L’information vient de la bouche du rapporteur lui-même de la loi Travail, le député Christophe Sirugue: 40 voix socialistes manqueront au gouvernement pour faire adopter la loi Travail. Cet élément essentiel accroît le sentiment d’amateurisme et d’impréparation qui préside à l’ensemble du processus mis en branle par le gouvernement depuis plusieurs mois autour de cette loi. On se souvient ici qu’un bref débat avait eu lieu sur la nécessité de recourir ou non au 49-3 pour faire adopter le texte. Myriam EKhomri l’avait soutenu dans une interview avant d’être formellement démentie par le Premier Ministre. L’Histoire pourrait montrer qu’elle avait raison et lui tort.

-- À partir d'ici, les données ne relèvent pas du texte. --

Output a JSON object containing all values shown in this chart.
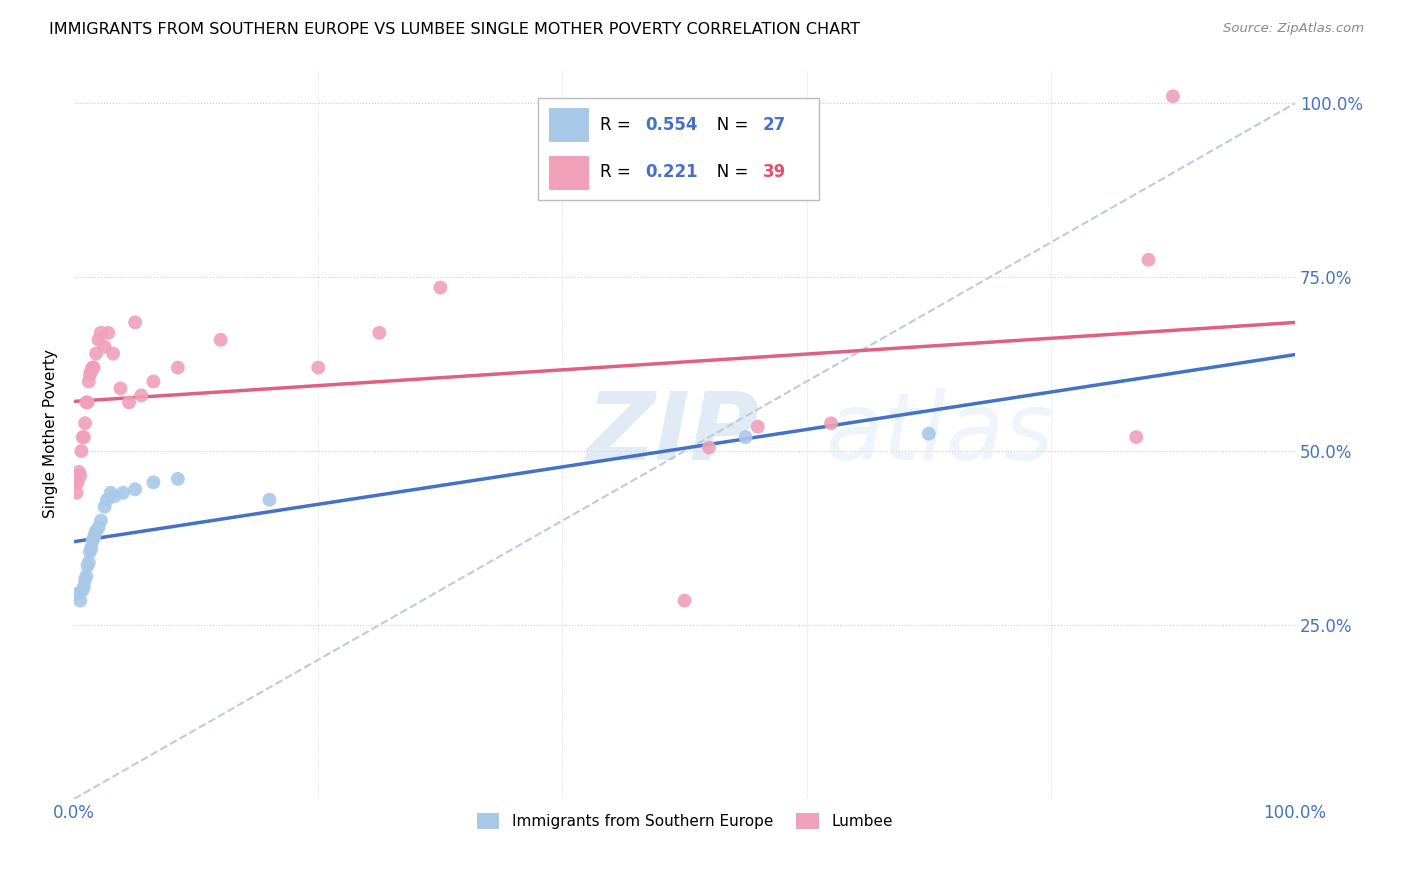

Quatre ans après l’arrivée d’une nouvelle majorité, ce genre de revirements, on en conviendra, fait tache et illustre le discrédit profond qui frappe le Président de la République.
L’alternative complexe de Manuel Valls
Face à l’indication donnée par Christophe Sirugue le jour même où le débat sur la loi commence en séance publique, Manuel Valls se trouve confronté à un dilemme complexe, si tant est qu’il veuille commettre la folie, en terme d’intérête général, de ne pas retirer son texte.
Première branche de l’alternative: il va au vote, et accepte donc de jeter du lest pour faire passer le texte auprès des 40 voix manquantes. La folie de cette solution est bien connue: la loi perdra tout son contenu “flexibilité”, et verra son contenu “sécurité” enrichi. Cette voie est suicidaire pour le pays. On sera donc parti d’un texte supposé desserrer l’étau réglementaire qui étouffe les entreprises, et on arrivera à un texte qui le renforce.
Deuxième branche de l’alternative: Valls change son fusil d’épaule et donne sa préférence au 49-3. Ce revirement est toujours possible, puisque la Constitution limite l’usage du 49-3 à un seul texte par session. En revanche, il fâche l’opinion et la majorité et présente surtout l’inconvénient majeur de graver dans le marbre le texte tel qu’il est. Or, celui-ci est le résultat d’un compromis décevant, et Valls prend alors le risque de passer en force sur un texte qui ne satisfait personne.
Voilà qui s’appelle être pris dans la nasse.
FO prépare ses billes
Le choix, pour Manuel Valls, est cornélien et sera de toute façon mauvais. A lui, maintenant, de mesurer quelle issue est la moins pire.
Ses adversaires ne s’y sont pas trompés. Jean-Claude Mailly a désormais abandonné sa posture favorable au retrait du texte, et milite désormais pour une guerre d’amendements. Il sait pertinemment qu’à ce jeu-là, ce sont les 40 derniers députés qui remporteront la bataille, puisque leur coix aura un bénéfice marginal très supérieur à celui des premiers.
Pour les entreprises, cette affaire montre une nouvelle fois combien il devient urgent de changer de régime et de modifier en profondeur les institutions. Il n’est plus possible que les comptes d’exploitation se trouvent à la merci d’arbitrages hors sol qui ne reposent que sur des calculs politiciens.